Weyerhaeuser Co. v. Ross-Simmons Hardwood Lumber Co. Inc. (20 February 2007)
Defendant and plaintiff were competitors, both operated sawmills and purchased red alder sawlogs for their mills. Some of the logs are purchased through long term contracts, some are obtained from the mill owner’s property, and some are acquired through bidding. Plaintiff alleged that defendant placed bids at very high prices, forcing the price of logs to go up, thereby forcing plaintiff to pay more for his logs too, which forced plaintiff to increase his sales prices. The result was that defendant’s predatory strategy drove plaintiff out of business. In the lower courts plaintiff was successful in an action based on s.2 Sherman Act, in particular the courts did not think that predatory bidding was comparable to predatory pricing, so the strict standards set out by the Supreme Court in Brooke Group (1993) did not apply.
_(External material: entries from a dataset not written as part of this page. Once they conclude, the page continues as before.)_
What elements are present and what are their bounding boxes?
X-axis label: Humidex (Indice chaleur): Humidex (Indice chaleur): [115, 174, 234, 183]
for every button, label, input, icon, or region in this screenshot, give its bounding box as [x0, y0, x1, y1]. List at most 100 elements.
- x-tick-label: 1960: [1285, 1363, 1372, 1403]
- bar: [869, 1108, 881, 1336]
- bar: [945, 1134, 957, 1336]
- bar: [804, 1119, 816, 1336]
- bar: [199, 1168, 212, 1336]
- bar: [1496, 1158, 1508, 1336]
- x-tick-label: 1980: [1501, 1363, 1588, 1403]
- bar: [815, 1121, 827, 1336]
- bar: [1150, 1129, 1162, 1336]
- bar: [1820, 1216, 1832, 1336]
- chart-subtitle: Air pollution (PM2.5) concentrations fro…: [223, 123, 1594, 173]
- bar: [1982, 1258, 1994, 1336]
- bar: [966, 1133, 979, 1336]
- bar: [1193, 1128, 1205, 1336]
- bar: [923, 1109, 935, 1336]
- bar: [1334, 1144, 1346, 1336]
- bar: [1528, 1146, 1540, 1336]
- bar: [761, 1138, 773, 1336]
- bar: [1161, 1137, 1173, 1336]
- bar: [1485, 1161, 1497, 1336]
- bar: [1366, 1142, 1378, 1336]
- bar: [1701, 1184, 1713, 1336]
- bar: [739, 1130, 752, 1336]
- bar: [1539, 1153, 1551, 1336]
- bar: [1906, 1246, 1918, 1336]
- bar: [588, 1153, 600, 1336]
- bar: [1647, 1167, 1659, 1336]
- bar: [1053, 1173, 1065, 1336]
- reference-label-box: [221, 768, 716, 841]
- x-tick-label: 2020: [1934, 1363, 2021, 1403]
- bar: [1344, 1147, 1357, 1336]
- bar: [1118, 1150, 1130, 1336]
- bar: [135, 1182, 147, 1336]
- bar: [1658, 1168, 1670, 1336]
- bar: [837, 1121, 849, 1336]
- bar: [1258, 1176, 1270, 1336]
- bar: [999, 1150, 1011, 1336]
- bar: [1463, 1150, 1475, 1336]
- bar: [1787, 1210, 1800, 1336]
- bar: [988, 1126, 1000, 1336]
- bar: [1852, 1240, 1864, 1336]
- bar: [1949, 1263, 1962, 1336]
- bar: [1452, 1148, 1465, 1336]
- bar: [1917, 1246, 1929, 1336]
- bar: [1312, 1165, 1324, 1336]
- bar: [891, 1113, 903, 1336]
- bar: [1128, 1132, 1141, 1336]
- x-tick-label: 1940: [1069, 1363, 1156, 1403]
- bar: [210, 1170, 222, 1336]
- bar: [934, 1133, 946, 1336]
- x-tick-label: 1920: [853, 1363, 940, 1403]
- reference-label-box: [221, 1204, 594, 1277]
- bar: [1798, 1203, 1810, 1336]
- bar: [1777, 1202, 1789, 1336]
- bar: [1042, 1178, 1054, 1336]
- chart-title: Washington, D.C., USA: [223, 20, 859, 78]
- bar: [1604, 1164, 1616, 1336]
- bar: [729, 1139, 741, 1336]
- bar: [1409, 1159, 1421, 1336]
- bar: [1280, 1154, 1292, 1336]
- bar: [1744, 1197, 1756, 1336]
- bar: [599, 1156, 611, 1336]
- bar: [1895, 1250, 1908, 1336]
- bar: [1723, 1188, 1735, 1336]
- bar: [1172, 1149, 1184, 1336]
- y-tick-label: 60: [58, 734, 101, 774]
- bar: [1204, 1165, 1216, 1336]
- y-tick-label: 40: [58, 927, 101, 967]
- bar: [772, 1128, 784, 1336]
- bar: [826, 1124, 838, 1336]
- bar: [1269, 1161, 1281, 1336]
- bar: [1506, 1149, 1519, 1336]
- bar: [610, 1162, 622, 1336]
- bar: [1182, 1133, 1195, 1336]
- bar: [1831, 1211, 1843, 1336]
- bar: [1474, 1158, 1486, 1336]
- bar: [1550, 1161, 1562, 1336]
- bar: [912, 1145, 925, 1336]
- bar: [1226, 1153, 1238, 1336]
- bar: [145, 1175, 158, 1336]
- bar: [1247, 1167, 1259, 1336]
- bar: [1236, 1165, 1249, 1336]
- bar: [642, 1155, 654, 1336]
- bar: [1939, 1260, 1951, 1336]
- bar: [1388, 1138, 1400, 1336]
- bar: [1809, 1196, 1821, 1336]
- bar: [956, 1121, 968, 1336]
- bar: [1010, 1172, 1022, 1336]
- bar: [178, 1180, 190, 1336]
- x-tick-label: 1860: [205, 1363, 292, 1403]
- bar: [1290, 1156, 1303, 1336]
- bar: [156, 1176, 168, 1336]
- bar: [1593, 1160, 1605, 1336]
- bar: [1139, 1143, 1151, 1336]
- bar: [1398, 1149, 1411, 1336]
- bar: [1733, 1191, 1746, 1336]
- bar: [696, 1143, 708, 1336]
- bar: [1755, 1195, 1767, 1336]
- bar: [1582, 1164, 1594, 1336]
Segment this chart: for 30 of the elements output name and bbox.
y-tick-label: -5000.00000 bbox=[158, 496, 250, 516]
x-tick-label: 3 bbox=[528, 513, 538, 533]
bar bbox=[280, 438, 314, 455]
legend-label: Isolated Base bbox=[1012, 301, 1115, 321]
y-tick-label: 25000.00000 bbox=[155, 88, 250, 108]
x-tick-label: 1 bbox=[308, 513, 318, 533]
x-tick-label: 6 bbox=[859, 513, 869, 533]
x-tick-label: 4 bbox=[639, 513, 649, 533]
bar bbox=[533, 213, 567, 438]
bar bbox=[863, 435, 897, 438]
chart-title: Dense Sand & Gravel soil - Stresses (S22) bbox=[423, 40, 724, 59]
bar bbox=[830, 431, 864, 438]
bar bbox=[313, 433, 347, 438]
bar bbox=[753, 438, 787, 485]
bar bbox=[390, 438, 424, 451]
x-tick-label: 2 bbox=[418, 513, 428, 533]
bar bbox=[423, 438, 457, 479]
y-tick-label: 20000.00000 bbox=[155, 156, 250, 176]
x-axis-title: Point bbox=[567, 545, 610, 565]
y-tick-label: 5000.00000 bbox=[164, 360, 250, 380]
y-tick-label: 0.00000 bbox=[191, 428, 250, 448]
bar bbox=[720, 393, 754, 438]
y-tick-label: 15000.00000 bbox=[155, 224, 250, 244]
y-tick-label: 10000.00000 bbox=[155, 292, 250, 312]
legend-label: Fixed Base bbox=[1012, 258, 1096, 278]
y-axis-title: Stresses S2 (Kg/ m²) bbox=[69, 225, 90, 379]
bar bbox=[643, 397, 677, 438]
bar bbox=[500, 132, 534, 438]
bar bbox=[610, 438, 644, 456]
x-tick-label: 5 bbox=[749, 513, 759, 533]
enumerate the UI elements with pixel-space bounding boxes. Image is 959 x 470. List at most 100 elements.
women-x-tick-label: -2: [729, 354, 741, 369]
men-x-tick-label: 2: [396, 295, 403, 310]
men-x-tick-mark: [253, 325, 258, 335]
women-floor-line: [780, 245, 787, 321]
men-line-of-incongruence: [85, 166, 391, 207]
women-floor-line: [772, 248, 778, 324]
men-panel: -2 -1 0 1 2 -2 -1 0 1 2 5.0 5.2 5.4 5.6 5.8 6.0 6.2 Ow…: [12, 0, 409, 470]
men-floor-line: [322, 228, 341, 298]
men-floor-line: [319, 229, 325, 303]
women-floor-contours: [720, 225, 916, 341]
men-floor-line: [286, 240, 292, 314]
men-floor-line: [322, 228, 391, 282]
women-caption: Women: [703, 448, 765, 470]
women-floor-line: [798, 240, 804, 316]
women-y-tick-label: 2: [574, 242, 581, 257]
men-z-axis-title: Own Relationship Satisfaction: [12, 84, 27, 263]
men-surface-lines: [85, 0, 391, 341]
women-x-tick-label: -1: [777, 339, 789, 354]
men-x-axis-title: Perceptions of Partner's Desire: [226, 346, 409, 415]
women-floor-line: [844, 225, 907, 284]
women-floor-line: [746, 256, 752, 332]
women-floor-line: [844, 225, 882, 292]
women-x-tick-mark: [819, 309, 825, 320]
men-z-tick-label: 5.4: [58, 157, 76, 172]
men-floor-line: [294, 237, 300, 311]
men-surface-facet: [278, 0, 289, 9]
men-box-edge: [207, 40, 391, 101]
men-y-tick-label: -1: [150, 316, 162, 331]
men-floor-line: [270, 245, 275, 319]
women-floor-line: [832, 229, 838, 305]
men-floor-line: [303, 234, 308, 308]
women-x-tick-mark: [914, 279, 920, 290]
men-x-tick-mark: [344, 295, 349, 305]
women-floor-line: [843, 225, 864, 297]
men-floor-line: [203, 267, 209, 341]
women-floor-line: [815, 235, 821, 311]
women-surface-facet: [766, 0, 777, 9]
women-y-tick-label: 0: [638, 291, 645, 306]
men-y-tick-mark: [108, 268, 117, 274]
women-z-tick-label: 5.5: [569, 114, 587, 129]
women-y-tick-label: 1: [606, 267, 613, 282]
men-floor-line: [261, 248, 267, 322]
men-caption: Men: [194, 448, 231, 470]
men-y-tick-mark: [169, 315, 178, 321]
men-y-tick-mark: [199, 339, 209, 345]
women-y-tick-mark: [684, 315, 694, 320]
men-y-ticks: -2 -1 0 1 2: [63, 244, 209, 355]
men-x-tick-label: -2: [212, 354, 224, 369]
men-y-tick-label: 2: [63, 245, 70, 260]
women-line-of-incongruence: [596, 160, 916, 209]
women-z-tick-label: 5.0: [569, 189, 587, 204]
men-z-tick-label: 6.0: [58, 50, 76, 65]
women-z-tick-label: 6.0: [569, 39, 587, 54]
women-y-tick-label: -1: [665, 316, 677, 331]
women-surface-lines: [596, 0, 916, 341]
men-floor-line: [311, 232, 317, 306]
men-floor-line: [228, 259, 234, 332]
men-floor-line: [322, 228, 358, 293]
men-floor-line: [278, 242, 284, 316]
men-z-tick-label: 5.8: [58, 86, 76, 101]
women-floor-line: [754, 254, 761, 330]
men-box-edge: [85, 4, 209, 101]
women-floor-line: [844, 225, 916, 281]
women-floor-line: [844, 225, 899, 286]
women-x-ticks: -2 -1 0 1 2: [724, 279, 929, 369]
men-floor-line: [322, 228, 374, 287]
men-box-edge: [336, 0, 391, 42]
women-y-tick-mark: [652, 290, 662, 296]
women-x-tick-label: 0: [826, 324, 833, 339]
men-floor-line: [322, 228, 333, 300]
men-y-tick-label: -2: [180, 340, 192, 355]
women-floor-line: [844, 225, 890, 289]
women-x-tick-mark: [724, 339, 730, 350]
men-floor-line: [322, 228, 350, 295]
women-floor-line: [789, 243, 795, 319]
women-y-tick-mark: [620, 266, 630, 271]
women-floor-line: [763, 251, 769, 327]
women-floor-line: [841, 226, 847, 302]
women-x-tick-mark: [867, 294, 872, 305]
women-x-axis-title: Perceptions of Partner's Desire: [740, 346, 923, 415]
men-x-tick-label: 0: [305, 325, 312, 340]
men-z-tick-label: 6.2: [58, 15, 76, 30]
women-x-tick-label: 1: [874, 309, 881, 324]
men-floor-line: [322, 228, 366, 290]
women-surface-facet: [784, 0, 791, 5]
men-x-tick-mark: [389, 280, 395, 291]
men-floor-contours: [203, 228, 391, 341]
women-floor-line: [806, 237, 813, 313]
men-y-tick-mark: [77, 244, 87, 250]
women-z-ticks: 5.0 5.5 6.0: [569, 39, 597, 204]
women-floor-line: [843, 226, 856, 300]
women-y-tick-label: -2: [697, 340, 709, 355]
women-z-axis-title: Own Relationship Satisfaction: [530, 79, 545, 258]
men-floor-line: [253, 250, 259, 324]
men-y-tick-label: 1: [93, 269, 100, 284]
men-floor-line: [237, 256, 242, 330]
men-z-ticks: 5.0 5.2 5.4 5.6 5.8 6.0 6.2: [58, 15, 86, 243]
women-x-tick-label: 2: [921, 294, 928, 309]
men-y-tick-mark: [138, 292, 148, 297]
The Supreme Court disagreed, ruled that predatory bidding is judged by the same standards as predatory pricing, and because plaintiff admitted it was unable to prove the elements required by Brooke Group, the claim was unsuccessful. The judgment comes a short time after the CFI ruled on predatory pricing (see earlier entry in this blog) and holds two lessons for the EU: (1) how to use economics to analyse disputes; (2) how to write judgments.
(1) The use of economics
First, the Court explored whether predatory bidding (the exercise of monopsony power; that is, buyer power) is comparable to predatory pricing. The logic is similar: in a first period the predator engages in a measure that raises rivals’ costs (here by bidding high, increasing the price of the inputs and forcing competitors to pay more); in a second period, once competitors have been driven out of business, the predator uses its monopsony power to force sellers of input to lower the prices. As with predatory pricing, the first period represent’s the predator’s ‘investment’ – he suffers losses of profit and his dominance allows him to survive while competitors go out of business. The second period is when he recovers that investment by getting low prices for the inputs, recovering the losses made in the first. Accordingly, the legal standard for predatory bidding should be the same as that for predatory pricing.
Second, the Court held that aggressive commercial tactics are the very essence of competition, and that there were a myriad of reasons why buying inputs at high prices could be innocent, or even pro-competitive: (1) miscalculation of input needs; (2) a response to increased consumer demand; (3) a more efficient firm might bid up input prices to gain market share in the output market; (4) a firm that adopted an input intensive production process might bid to increase the inputs; (5) a firm might buy a lot of inputs today to hedge against future shortages. ‘There is nothing illicit about these bidding decisions. Indeed, this sort of high bidding is essential to competition and innovation.’
Third, the Court noted that like predatory pricing, a failed attempt of predatory bidding is benign. The monopsonist who buys more goods, will be in a position to sell more to consumers, and provided he does not have monopoly power on the selling side, this means that consumers get more goods at competitive prices.
Two things follow from this analysis: (a) predatory bidding is a high risk strategy that has many efficiency justifications; (b) a failed attempt to achieve the rival’s exclusion does not harm consumers. Therefore, a high standard of proof is necessary or there is a ‘risk of chilling pro-competitive behaviour with too law a liability standard.’
The legal test therefore is the same as for predatory pricing: (1) the predatory bidding results in below cost output sales; (2) there is a dangerous probability that the losses in the first period will be recouped through the exercise of monopsony power.
When will European courts think about aggressive commercial behaviour in this way?
Even those who think that a more lenient standard should apply and that Europe is right to be tougher on predators might take an interest in the lower court’s decision. The 9th Circuit held that three things needed proof: anticompetitive conduct through predatory overbidding, intended specifically to eliminate competition, and a dangerous probability of achieving monopoly power .
On intention, the court used evidence which in my mind is more compelling than that in the Wanadoo case. The court used three types of evidence: (1) Defendant’s anticompetitive conduct itself, (2) the testimony of Defendant’s employees, and (3) Defendant’s business projections regarding sawlog prices. Note that (2) is trial based testimony, not internal memoranda. Note also how items (1) and (3) show that Defendant had calculated what it would take to outs plaintiff. This evidence is much more specific than that which the CFI relied upon.
(2) Judicial Style
This decision is 16 pages of a pdf file. The first paragraph is a concise statement of the key points. The facts are examined in a succinct manner. Quotes from previous cases are brief and to the point. Academic literature is mentioned. The case can easily be read, and understood, while commuting on the tube. It is unfortunate that the style of judgment in the European Courts cannot be as clear and as concise.
Interestingly perhaps, the Court eschews mention of wider debates about the nature of S.2 monopolisation claims, a topical issue in light of the current hearings on single firm conduct. Perhaps the Court thinks it best if the law develops incrementally rather than setting out general standards for anticompetitive behaviour like the no economic sense test, or the as efficient competitor test.